La storia ci avvolge con i suoi fantasmi, con le sue presenze
demoniache: è un gigantesco organismo di sangue che preme su di noi in maniera
ostile (altro che maestra di vita). Il protagonista di Shining
è
preda non di figure diaboliche da cinema di serie B, ma più semplicemente della
Storia, di un passato della storia americana che ha lasciato tracce di baldoria,
di festa e di morte intorno a lui.
Il cinema di Kubrick è conoscenza carnale: i corpi dei soldati
accatastati nello spazio delle trincee; i corpi sinuosamente feroci,
congegni "a orologeria", di Arancia meccanica; i corpi che
vagano atterriti nell'architettura labirintica dell'Overlook Hotel in "Shining";
il corpo della ninfetta nel perverso labirinto della mente del protagonista di Lolita;
i corpi nella navicella spaziale di
2001:
Odissea nello spazio (umani, meccanici, pure luci extraterrestri).
Se pensiamo al vortice di luce verso il quale l'uomo che ci
rappresenta tutti - l'astronauta sperduto nello spazio (o nel tempo?) - viene
risucchiato, proviamo ancora un brivido. Forse esistere è un tornare indietro e
non un andare avanti. Forse una delle poche possibilità che abbiamo è
"rinascere" ciclicamente, come accade al bambino delle stelle.
E' proprio con 2001: Odissea nello spazio che
Kubrick ci obbliga a compiere il balzo più rischioso. Ci sentiamo un po' come
l'osso lanciato verso l'alto dallo scimmione preistorico. Quale futuro ci
attende? La perfetta armonia dei pianeti e delle astronavi al suono di un valzer
celebre e rassicurante oppure l'inquietante appuntamento con un nero
parallelepipedo, nel quale va ad annegare il riflesso del nostro volto, di ciò
che siamo, di ciò che non saremo più?
Stanley Kubrick ci lascia con questi interrogativi. Per la verità
non si è mai sforzato molto di darci spiegazioni.
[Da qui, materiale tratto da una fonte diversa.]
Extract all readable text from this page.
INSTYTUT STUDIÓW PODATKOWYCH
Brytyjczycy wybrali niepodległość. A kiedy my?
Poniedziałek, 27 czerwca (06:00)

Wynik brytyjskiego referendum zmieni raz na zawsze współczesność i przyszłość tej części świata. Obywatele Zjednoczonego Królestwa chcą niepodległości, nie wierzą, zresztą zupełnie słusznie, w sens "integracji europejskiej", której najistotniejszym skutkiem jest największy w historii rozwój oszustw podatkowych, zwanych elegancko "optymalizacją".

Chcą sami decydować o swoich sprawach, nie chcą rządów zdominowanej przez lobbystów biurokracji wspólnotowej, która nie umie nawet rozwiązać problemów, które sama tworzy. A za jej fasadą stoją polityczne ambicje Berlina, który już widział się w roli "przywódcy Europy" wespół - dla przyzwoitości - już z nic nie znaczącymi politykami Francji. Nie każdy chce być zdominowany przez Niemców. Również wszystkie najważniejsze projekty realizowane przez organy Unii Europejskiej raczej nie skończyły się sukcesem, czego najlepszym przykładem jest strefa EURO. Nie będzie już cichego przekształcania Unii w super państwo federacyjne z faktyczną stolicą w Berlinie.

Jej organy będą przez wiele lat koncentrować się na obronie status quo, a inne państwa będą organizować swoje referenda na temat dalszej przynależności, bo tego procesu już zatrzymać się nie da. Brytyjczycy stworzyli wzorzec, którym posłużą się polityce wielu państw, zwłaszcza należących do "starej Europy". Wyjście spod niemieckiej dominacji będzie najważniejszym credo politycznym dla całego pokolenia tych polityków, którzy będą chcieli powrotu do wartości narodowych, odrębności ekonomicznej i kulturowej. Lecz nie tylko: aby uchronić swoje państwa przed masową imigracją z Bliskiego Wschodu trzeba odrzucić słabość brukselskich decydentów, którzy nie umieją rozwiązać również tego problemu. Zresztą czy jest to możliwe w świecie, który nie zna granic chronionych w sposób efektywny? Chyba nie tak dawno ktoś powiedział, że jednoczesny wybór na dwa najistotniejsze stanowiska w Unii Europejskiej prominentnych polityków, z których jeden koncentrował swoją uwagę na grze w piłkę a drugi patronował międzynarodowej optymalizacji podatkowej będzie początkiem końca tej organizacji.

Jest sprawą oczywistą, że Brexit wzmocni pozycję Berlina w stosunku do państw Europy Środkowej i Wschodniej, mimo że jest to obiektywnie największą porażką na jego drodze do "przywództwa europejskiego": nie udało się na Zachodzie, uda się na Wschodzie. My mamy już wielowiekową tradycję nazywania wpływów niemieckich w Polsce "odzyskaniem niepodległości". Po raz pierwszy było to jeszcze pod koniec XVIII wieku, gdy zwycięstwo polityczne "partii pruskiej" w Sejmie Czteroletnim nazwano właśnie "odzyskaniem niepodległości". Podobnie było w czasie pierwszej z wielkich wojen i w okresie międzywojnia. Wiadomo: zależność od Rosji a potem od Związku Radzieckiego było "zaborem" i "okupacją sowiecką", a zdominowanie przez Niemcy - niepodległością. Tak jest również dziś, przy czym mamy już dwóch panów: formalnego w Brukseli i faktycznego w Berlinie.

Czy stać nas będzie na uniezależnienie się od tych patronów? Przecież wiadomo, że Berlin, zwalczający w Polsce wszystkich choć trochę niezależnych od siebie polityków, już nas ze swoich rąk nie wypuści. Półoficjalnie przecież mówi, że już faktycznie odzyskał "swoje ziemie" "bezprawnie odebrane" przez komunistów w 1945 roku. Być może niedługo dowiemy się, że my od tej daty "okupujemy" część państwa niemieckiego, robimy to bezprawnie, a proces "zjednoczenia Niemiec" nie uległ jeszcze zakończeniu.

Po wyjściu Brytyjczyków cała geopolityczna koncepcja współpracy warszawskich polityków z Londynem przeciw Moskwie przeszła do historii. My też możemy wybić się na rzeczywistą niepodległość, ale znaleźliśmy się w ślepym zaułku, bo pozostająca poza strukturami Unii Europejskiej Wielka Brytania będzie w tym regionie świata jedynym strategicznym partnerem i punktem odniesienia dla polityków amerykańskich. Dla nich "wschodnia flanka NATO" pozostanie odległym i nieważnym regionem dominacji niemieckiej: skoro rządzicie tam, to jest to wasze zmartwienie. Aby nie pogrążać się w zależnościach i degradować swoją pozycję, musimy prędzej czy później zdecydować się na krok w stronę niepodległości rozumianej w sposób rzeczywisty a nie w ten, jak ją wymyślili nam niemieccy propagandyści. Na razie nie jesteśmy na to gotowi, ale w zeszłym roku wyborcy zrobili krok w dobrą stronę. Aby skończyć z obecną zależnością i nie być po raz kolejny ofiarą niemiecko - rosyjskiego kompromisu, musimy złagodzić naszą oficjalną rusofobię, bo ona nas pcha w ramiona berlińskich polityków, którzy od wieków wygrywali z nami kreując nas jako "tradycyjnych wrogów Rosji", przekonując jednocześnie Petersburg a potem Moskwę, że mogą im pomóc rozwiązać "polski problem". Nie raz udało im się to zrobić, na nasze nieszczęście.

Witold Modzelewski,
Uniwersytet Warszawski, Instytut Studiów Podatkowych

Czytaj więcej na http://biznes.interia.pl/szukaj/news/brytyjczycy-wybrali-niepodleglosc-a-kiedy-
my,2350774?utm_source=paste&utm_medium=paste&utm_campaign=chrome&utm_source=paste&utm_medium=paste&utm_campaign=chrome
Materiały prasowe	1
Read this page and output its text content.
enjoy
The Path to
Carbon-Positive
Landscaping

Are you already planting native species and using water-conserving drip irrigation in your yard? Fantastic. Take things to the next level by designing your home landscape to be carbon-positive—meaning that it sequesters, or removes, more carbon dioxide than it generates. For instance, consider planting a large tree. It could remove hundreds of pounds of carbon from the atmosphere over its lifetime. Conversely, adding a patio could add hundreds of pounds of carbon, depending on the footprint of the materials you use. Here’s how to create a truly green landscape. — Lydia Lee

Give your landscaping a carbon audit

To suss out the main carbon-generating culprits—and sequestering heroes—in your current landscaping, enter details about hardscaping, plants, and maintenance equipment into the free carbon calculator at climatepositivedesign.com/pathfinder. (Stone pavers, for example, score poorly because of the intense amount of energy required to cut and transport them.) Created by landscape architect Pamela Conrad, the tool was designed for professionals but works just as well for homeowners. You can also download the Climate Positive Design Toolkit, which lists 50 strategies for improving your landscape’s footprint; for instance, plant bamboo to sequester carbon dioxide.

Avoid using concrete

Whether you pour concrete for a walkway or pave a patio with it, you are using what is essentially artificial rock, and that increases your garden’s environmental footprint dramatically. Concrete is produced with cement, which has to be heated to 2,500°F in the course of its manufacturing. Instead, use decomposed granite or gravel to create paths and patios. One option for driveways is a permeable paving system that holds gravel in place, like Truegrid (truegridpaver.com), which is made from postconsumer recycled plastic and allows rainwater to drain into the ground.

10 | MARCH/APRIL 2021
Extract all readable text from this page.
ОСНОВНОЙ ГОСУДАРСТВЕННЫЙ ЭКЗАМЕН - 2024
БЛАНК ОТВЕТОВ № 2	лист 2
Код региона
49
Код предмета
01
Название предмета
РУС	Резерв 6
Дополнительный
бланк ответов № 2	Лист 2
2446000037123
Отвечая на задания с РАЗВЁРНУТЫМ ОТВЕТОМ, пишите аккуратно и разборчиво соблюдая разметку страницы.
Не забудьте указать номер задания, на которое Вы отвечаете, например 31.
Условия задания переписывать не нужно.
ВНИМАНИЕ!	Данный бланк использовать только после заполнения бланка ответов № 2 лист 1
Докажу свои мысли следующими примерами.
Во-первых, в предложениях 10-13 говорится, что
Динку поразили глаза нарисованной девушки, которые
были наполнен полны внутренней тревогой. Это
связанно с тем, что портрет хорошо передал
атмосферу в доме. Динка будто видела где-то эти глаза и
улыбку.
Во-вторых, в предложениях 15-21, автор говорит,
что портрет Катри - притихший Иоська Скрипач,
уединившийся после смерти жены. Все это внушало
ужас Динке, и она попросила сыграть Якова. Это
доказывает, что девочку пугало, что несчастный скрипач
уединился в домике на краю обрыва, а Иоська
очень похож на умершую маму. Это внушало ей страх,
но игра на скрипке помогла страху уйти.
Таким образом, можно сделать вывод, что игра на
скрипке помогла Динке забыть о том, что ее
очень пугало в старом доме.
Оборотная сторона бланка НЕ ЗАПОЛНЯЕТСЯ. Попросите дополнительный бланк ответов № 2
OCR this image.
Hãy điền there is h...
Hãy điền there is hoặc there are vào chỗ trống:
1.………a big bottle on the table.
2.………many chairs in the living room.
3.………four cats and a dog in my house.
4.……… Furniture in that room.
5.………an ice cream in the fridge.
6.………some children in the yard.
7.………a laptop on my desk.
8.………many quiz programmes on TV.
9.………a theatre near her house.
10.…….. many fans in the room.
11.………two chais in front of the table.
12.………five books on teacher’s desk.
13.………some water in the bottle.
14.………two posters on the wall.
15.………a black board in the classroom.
Chiuso nel suo castello
inglese, ogni tanto è venuto con i suoi film a scuoterci l'anima, l'inconscio.
Siamo rimasti regolarmente a bocca aperta: rapiti da emozioni e da
sensazioni fisiche ambigue, quasi inconfessabili. Ci ha indotti in tentazione,
come un vero creatore. Non
ha atteso però di vedere quale sentiero di conoscenza sceglieremo.